Most reference bugs come from violating one of these rules.

## 9.26 Minimal Correct Field Owner

This is a small object that owns one Python object field.

```c
typedef struct {
    PyObject_HEAD
    PyObject *value;
} BoxObject;
```

Initialization:

```c
static int
Box_init(BoxObject *self, PyObject *args, PyObject *kwds)
{
    PyObject *value = NULL;

    if (!PyArg_ParseTuple(args, "O", &value)) {
        return -1;
    }

    Py_INCREF(value);
    self->value = value;

    return 0;
}
```

Deallocation:

```c
static void
Box_dealloc(BoxObject *self)
{
    Py_XDECREF(self->value);
    Py_TYPE(self)->tp_free((PyObject *)self);
}
```

Getter:

```c
static PyObject *
Box_get_value(BoxObject *self, void *closure)
{
    Py_INCREF(self->value);
    return self->value;
}
```

Setter:

```c
static int
Box_set_value(BoxObject *self, PyObject *value, void *closure)
{
    if (value == NULL) {
        PyErr_SetString(PyExc_TypeError, "cannot delete value");
        return -1;
    }

    Py_INCREF(value);
    Py_XDECREF(self->value);
    self->value = value;

    return 0;
}
```

This shows the basic ownership pattern:

```text
own stored field
release stored field during destruction
return stored field as a new reference
replace field safely
```

## 9.27 Mental Model

When reading CPython C code, ask these questions for every `PyObject *`:

```text
Who owns this reference?
Was this returned as a new reference or borrowed reference?
Can this pointer be NULL?
What happens on the error path?
Does this container steal the reference?
Does this field need to INCREF when assigned?
Does this deallocator DECREF everything it owns?
Can a DECREF run arbitrary Python code through finalizers?
```

The last question is subtle. Decrementing a reference can destroy an object. Destroying an object can call finalizers. Finalizers can run Python code. Python code can mutate global state. Therefore, `Py_DECREF` can have large side effects.

## 9.28 Summary

Reference counting is CPython’s main lifetime mechanism. Each ordinary object records how many strong references point to it. `Py_INCREF` acquires ownership. `Py_DECREF` releases ownership. When the count reaches zero, CPython destroys the object through its type-specific deallocator.
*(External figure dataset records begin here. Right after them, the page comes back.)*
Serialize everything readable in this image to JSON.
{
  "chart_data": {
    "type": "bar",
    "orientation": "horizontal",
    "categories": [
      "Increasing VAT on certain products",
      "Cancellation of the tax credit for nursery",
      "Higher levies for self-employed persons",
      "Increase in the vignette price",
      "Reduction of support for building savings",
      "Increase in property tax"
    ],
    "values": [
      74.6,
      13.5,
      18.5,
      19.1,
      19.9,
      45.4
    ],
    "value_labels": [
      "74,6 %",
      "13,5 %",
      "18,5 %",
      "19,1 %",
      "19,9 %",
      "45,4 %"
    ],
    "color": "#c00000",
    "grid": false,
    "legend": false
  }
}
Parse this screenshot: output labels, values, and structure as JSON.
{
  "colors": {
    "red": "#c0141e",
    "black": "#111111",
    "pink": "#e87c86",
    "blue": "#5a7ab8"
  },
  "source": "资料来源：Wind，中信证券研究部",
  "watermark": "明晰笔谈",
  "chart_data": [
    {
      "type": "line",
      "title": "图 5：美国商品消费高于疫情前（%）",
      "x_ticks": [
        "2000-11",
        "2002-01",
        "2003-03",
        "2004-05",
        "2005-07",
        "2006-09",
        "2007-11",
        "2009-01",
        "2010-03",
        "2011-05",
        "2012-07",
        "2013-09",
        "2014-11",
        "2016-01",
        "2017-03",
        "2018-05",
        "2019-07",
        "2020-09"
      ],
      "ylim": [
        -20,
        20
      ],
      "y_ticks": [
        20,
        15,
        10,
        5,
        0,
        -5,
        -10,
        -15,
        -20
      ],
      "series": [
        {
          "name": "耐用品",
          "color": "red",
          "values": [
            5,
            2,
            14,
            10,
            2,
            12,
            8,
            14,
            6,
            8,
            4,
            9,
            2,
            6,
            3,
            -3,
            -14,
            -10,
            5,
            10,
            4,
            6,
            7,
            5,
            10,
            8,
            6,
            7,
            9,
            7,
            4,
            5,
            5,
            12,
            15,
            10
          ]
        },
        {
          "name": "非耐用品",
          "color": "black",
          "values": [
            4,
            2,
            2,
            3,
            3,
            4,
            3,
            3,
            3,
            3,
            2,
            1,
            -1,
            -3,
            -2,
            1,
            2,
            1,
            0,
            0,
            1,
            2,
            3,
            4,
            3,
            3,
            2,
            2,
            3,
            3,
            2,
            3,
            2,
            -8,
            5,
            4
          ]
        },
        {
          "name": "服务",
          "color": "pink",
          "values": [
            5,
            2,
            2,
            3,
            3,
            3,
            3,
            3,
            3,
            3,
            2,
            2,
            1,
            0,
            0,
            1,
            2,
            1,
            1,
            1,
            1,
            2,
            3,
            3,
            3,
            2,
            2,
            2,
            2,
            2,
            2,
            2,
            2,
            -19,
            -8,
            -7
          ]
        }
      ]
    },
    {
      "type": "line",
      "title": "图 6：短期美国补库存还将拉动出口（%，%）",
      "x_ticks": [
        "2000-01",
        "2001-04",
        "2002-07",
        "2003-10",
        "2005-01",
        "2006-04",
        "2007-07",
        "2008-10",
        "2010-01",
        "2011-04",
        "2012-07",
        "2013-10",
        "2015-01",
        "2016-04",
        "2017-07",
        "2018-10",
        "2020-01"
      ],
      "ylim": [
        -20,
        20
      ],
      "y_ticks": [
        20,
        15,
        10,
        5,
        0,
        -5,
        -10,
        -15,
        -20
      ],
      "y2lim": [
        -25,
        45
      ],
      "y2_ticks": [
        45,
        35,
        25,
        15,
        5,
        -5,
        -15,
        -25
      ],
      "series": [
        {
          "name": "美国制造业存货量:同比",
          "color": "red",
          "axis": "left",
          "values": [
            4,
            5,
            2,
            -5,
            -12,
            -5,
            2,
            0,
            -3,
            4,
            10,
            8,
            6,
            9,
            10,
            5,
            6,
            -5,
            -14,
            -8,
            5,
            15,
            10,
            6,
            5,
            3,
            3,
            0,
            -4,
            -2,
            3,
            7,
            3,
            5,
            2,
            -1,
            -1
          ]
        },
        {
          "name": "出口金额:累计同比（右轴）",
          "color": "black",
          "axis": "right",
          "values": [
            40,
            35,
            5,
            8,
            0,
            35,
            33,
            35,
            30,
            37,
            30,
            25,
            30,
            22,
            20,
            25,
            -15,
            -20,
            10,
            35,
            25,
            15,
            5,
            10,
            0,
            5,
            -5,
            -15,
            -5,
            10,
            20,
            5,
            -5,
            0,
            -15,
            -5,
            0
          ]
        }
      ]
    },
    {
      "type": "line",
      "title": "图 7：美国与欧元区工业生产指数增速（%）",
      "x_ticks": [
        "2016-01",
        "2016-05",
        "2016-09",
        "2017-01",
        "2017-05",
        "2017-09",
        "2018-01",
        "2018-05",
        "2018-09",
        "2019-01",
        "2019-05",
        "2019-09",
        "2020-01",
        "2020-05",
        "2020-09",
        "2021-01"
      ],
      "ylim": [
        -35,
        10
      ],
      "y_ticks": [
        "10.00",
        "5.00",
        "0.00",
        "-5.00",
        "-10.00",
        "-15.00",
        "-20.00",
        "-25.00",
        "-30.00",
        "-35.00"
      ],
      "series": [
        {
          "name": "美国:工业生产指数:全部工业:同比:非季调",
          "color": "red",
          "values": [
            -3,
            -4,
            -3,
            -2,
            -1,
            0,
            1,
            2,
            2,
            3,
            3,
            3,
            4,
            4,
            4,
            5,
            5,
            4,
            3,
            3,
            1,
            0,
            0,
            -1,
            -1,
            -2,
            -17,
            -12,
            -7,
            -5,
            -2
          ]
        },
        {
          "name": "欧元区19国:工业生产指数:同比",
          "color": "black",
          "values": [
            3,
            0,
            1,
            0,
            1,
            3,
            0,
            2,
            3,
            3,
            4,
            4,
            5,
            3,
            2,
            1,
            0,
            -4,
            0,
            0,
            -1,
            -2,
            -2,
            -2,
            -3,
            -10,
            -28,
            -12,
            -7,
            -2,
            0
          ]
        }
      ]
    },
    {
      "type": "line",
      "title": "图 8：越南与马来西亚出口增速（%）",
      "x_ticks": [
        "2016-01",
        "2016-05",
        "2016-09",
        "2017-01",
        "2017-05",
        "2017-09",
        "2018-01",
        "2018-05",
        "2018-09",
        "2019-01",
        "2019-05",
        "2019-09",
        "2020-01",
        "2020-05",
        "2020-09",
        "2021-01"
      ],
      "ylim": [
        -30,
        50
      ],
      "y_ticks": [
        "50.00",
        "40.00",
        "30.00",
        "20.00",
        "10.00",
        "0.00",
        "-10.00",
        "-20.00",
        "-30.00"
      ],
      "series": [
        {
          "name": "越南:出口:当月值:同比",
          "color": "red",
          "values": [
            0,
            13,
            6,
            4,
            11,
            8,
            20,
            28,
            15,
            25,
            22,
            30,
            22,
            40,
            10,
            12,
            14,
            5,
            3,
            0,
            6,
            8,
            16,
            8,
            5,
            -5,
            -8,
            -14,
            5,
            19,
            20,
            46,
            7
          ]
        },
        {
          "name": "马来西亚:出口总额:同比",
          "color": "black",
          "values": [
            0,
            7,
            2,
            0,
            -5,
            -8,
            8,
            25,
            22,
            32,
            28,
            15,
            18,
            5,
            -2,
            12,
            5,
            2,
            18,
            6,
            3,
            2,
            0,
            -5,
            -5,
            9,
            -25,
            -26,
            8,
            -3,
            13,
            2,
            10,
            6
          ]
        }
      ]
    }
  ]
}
The hard part is not the counter itself. The hard part is ownership discipline. C extension code must distinguish new references, borrowed references, stolen references, nullable references, temporary references, stored references, and returned references.

Reference counting explains much of CPython’s behavior: prompt destruction, deterministic cleanup in many cases, extension module rules, container ownership, and the need for a separate cyclic garbage collector.